The young fisherman tried not to let fear show in his voice. "What is to happen to me?" he asked.
Around him, he could the hear the tree women laughing, their tittering voices like the drying screams of field mice as they were carried into the night sky by hunting owls.
"The same thing that happens to everyone who comes to the island," she said, her voice now as terrible as it was sweet moments earlier. "Your blood will feed the trees, your soft tissues will be given to my children, and the hard bones that I cannot crack with my teeth I will throw into the sea."
"What about the rest of me?" he asked. "What about my brain?"
"Given to the gulls."
"My liver?"
"Fed to the ferrets."
"My intestines?"
"Used to build snares for slow-moving men."
"My heart?"
Copper light flashed at the base of her neck as she turned her head away.
"You can't eat my heart, can you?" he said.
She whirled on him, flowing down the tree like an enormous serpent, her thorns and jagged leaves rippling like the teeth of an eager saw. "I can and will," she scaled to a shriek. She was growing larger, her black head spreading and opening like the hood of a cobra. "I always save the little heart for last," she whispered with delight. "So rich with fear.

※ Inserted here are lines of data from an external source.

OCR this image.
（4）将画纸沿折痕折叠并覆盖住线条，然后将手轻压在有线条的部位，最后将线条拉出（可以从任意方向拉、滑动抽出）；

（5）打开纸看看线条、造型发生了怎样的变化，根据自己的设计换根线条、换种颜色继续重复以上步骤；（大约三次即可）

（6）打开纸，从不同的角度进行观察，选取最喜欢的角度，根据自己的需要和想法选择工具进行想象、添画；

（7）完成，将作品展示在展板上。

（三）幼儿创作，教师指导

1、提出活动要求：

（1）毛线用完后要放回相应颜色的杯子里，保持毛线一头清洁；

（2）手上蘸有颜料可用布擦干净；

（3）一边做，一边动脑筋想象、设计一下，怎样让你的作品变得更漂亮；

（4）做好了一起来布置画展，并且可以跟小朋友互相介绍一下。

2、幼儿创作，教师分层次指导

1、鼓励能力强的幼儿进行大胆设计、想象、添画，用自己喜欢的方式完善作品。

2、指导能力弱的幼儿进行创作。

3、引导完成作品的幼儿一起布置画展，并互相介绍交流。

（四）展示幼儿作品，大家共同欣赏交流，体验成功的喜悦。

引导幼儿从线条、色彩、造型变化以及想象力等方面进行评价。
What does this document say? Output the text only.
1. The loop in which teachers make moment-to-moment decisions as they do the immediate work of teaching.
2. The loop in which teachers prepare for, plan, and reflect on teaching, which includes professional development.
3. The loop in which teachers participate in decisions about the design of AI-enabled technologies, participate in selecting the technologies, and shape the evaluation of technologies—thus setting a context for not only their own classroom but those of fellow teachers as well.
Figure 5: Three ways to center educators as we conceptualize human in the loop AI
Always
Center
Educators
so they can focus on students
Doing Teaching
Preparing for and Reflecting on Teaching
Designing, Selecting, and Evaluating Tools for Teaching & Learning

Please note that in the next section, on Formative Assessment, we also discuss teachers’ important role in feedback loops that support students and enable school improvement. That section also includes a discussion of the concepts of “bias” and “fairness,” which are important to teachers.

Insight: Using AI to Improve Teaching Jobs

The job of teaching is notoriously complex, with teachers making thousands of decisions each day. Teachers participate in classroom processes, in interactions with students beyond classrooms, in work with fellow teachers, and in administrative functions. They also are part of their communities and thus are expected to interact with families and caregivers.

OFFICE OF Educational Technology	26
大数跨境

So tasty."
She giggled then, a wet bubbling sound, and bent her head toward his chest, her long fingers tapping at his breastbone, looking to find the space between his ribs.
The young fisherman thought of his dream again, the dream that crawled down the length of his spine during the night and nested in the pit of his belly, throwing its black tail over the arch of his pelvis. He thought of dying, and he thought of the weather in Paris. He thought of what his brother had kept and what his brother had given away. He considered what he was never given and what he had never taken.
He looked up at the face of the dark forest queen and saw the copper light that still glowed beneath her plated skin. As her long fingers touched his throat like the tender caress of a spider's legs, he leaned toward her and gave her a kiss on the cheek.
She hesitated, a long fingernail caught in the hollow at the base of his throat. It hurt to swallow, but he did so anyway. Then he kissed her again to make it clear that the first time had been no random accident.
There is no fork in the trail on Chance Island. There is only one way to the grove of the forest queen. There is the path by day and there is the path by night. There are two queens on Chance Island and they walk the same path but never at the same time.
At night the dark queen rages through the woods, shaking the rocks and throwing stones into the bay as if by filling the sea she can fill her heart. In the morning, when the young fisherman wakes and kisses her cheek, she softens and sheds the hard shell she covered herself with during the night. He smiles and pulls out the snarls in her copper hair and brushes the curled thorns and shriveled leaves from her skin.
And he never dies, the young fisherman, because nothing -- not even Death -- dares approach his bed while she stands guard. She never perishes either. Every day, she is born again by his kiss.